The authors acknowledge study limitations related to the availability of the data within the studies.

"We recommend that future trials consider an active control group, use comparable primary and secondary outcomes, use longer follow-ups, report treatment fidelity, collect key background variables (e.g., race/ethnicity and employment), take care to ensure generalizability, conduct cost-effectiveness analyses, put in place ethical and data management procedures that enable data sharing, consider mechanisms of action, and systematically record and report adverse events," the authors conclude.

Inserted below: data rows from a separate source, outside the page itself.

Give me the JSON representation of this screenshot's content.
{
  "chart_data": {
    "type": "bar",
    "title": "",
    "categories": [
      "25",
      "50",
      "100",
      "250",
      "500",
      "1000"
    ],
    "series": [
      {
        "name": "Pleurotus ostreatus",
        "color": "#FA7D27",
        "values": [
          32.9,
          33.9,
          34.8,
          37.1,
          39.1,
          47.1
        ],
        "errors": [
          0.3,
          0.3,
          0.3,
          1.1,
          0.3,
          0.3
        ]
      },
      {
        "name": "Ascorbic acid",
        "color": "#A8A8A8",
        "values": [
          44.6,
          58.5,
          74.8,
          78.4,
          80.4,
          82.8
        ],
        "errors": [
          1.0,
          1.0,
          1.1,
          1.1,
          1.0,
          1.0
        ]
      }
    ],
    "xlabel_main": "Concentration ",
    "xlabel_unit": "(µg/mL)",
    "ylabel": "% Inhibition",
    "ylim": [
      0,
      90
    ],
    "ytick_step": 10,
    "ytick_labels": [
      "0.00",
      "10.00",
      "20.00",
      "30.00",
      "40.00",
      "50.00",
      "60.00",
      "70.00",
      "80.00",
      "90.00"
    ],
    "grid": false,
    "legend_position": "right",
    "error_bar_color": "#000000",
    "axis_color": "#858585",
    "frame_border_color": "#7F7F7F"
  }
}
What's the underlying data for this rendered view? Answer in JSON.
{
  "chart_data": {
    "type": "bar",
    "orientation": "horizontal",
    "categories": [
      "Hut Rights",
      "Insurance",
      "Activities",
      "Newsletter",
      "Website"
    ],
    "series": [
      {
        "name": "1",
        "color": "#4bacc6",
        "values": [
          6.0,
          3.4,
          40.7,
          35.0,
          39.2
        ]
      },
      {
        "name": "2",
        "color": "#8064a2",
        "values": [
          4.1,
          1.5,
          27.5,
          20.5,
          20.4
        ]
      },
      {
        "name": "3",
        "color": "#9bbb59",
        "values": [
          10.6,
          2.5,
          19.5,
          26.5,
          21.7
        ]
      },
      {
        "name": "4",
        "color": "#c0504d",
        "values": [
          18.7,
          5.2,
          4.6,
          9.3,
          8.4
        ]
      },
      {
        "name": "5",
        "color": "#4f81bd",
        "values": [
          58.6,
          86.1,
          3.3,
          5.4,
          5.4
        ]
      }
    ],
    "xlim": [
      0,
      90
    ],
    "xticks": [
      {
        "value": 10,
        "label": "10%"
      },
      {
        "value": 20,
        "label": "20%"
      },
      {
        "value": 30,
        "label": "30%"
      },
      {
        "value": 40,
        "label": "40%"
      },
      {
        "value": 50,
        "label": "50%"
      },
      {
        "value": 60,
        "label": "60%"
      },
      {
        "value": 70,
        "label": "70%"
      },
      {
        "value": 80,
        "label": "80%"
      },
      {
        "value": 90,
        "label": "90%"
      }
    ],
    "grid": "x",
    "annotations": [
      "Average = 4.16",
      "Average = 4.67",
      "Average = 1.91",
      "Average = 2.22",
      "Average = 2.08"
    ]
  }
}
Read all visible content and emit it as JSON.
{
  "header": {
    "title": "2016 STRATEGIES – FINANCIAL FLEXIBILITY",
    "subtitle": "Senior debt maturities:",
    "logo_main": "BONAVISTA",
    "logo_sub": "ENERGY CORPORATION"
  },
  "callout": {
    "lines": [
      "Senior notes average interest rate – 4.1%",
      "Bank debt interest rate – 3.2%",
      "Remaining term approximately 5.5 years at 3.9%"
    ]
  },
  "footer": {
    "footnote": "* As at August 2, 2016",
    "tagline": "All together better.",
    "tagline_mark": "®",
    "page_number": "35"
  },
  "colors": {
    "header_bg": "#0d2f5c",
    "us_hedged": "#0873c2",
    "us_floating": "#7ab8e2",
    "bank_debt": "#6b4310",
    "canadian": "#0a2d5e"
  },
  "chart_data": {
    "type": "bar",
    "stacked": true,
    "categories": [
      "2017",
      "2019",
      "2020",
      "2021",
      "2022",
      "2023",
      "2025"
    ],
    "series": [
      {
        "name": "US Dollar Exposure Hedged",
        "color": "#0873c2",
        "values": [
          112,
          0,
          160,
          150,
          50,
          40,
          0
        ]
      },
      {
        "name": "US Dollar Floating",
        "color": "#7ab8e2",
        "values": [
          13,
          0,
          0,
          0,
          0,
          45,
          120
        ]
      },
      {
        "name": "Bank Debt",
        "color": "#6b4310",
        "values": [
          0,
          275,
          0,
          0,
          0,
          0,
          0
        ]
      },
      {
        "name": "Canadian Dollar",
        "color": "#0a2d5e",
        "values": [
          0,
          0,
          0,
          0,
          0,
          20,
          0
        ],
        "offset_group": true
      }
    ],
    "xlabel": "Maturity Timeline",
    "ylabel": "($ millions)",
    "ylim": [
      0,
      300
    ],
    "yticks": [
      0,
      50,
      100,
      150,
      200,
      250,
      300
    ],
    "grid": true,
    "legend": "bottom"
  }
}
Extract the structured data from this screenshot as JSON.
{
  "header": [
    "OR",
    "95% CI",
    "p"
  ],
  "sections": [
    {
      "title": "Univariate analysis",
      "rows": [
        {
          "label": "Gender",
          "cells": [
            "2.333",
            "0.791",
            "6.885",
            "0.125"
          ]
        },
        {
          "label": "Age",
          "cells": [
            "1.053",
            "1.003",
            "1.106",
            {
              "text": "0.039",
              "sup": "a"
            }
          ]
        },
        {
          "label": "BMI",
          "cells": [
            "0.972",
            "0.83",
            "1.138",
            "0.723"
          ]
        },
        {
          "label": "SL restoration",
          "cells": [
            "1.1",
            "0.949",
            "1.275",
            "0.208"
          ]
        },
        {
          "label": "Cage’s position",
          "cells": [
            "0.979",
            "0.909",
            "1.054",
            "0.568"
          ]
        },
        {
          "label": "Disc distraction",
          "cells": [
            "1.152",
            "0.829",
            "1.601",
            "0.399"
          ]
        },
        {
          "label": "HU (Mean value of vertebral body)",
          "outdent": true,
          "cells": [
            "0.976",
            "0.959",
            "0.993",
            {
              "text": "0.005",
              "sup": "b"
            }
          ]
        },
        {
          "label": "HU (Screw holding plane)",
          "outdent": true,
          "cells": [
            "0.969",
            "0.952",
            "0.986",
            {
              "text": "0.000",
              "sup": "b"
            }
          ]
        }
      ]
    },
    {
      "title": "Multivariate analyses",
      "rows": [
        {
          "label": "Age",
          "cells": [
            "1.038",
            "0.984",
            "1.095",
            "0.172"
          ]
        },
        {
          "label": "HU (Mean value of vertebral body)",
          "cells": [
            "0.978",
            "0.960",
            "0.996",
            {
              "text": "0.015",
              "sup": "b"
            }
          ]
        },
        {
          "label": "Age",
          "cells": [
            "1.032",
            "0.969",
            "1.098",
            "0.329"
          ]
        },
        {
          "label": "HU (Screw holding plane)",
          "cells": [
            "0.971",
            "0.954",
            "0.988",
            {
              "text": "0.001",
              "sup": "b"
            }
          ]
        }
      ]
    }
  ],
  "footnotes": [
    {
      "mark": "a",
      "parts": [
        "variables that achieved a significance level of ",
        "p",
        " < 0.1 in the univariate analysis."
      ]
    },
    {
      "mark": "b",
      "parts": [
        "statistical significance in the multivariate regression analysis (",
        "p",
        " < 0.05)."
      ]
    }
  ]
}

This work was supported by Wellcome Trust. Drs. Kuyken, Taylor, Byford, and Byng were partially supported by the National Institute for Health Research Healthy Technology Assessment program. Drs. Taylor and Byng have also been supported by the National Institute for Health Research Collaboration for Leadership in Applied Health Research and Care South West Peninsula at the Royal Devon and Exeter National Health Service Foundation Trust. Drs. Schweizer and Dalgleish were supported by the Medical Research Council.